Weekend Words: Dangerous

This week, danger!

James Gillray, "The Plum-Pudding in Danger" (1805). Colored engraving, 240 x 340 mm. British Museum, London. (Image via Web Gallery of Art)
James Gillray, “The Plum-Pudding in Danger” (1805). Colored engraving, 240 x 340 mm. British Museum, London. (Image via Web Gallery of Art)

On Wednesday, Hyperallergic’s Jil Steinhauer reported the story of artist Suprina Kenney, whose sculptures, which included found objects made of metal, glass and wood, were removed from the Morris County Administration and Records Building in Morristown, NJ, because the sheriff, Edward Rochford, “decided that they were ‘possible weapons to be used against the public.’”

As for her allegedly dangerous artworks, Kenney concluded, “you could pull a painting off the wall and break the frame and have a bat. So at what point does this end?”

“Art is dangerous. It is one of the attractions: when it ceases to be dangerous you don’t want it”

—Anthony Burgess
“America is not so much a nightmare as a non-dream. The American non-dream is precisely a move to wipe the dream out of existence.

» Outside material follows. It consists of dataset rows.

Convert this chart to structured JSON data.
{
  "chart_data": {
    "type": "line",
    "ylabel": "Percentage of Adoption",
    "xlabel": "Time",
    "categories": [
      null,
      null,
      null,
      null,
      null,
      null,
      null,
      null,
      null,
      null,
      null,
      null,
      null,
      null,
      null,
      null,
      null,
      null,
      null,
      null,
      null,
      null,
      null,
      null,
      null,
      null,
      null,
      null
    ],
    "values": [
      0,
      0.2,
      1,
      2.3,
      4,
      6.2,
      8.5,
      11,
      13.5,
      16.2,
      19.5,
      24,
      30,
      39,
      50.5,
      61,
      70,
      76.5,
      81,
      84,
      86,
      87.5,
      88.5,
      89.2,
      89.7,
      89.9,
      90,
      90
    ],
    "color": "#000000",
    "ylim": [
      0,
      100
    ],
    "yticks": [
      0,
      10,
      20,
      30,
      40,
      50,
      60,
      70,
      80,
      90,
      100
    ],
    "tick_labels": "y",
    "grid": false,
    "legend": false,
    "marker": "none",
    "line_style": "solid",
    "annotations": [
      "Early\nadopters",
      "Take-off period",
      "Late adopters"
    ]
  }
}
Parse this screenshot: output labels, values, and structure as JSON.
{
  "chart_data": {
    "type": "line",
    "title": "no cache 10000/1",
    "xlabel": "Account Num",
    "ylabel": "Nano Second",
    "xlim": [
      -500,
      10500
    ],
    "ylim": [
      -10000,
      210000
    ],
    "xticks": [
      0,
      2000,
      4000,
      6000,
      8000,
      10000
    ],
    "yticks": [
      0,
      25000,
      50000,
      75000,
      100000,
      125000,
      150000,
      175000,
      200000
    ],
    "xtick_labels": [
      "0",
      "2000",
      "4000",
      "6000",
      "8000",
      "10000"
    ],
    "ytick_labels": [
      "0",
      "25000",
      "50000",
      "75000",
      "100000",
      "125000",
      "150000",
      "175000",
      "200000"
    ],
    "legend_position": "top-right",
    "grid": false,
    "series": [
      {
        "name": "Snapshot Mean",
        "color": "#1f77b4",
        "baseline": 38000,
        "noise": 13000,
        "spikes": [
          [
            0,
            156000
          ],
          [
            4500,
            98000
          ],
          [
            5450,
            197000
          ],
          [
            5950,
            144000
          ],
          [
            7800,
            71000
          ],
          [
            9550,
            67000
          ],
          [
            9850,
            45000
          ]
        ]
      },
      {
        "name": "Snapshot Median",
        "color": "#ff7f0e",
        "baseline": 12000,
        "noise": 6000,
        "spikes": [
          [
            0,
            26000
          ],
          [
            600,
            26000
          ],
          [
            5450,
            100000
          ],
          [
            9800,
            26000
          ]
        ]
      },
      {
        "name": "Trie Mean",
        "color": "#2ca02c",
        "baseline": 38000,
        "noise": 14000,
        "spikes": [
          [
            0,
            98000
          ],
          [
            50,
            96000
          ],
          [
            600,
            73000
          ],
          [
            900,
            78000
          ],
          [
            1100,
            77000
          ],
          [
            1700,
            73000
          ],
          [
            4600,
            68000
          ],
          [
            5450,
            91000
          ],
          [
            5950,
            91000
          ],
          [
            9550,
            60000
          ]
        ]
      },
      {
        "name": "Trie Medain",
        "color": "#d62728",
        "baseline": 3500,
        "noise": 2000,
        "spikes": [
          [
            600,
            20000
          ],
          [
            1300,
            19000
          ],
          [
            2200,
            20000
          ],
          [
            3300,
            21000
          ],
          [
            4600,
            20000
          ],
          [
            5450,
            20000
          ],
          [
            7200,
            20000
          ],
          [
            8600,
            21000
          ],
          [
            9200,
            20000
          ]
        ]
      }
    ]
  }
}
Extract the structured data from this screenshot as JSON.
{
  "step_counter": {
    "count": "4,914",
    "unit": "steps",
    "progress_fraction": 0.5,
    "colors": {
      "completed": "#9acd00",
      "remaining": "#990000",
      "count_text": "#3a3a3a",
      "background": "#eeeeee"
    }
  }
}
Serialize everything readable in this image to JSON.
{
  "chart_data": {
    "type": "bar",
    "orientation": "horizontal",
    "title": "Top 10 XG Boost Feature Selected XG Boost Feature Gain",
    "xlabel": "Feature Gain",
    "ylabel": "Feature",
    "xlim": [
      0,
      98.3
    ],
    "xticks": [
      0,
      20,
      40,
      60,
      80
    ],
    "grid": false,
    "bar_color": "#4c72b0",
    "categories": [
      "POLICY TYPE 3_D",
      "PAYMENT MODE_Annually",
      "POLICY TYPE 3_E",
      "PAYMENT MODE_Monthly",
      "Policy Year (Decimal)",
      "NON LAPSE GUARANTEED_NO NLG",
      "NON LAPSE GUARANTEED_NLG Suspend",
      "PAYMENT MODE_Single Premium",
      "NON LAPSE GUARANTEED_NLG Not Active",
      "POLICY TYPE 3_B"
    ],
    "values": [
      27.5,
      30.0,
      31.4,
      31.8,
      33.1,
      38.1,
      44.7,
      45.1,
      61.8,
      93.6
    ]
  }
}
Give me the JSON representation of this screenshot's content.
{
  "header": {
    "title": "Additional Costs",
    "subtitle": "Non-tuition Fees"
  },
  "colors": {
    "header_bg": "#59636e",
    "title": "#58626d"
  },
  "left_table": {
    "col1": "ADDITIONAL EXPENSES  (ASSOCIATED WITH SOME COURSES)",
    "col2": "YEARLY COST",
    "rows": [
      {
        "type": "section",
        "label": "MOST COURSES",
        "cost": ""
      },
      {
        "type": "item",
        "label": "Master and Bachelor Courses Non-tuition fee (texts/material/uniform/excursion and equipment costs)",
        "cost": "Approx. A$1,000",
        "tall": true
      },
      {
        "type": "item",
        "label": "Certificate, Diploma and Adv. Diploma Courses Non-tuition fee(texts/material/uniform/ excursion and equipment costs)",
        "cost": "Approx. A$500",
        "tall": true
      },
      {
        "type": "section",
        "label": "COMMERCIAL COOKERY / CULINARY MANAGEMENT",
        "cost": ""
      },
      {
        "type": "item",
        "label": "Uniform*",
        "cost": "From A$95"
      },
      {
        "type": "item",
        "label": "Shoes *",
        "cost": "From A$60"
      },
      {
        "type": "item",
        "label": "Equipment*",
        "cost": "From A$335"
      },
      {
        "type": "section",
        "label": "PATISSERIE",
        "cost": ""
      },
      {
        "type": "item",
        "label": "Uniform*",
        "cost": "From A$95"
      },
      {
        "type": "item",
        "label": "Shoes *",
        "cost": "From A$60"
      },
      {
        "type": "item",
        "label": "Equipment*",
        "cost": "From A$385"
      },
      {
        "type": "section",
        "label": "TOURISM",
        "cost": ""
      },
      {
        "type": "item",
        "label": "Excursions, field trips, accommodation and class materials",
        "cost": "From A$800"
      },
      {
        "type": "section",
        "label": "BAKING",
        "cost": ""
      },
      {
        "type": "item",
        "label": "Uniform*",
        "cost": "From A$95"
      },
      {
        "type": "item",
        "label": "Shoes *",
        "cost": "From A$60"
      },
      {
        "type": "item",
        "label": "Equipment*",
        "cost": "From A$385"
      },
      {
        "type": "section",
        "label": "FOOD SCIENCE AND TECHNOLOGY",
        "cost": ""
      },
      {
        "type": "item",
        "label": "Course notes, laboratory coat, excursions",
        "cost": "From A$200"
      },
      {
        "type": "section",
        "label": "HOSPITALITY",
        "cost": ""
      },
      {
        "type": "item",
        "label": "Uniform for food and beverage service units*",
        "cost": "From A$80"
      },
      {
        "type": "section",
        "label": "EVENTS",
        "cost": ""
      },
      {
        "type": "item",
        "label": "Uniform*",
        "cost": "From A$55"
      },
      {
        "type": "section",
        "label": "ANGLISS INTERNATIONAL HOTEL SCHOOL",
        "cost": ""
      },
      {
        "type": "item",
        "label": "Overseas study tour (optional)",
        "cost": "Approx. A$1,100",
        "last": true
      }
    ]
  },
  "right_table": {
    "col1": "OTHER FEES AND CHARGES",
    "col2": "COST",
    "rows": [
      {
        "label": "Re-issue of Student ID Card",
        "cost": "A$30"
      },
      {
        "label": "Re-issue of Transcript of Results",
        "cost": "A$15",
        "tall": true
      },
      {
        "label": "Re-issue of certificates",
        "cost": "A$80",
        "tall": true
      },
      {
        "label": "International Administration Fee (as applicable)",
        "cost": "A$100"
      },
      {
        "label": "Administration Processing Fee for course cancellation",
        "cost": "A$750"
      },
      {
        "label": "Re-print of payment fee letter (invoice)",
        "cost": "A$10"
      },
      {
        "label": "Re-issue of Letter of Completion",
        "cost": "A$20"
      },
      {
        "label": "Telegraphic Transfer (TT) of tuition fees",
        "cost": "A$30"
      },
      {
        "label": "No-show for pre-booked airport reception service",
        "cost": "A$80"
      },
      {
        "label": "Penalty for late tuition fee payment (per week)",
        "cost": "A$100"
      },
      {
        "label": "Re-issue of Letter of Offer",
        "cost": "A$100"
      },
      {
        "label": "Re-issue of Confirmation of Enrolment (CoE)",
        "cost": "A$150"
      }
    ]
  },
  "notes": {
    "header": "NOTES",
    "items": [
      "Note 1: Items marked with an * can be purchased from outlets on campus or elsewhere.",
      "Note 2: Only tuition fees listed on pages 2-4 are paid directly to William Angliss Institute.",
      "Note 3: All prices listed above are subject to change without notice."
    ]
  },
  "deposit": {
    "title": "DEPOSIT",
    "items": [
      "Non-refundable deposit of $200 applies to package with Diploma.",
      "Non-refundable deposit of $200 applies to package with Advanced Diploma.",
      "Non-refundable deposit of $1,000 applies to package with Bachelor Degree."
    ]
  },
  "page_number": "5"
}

The dream is a spontaneous happening and therefore dangerous to a control system set up by the non-dreamers.”

—William S. Burroughs
“I fear animals regard man as a creature of their own kind which has in a highly dangerous fashion lost its healthy animal reason — as the mad animal, as the laughing animal, as the weeping animal, as the unhappy animal.”

—Friedrich Nietzsche
“Old men are dangerous: it doesn’t matter to them what is going to happen to the world.”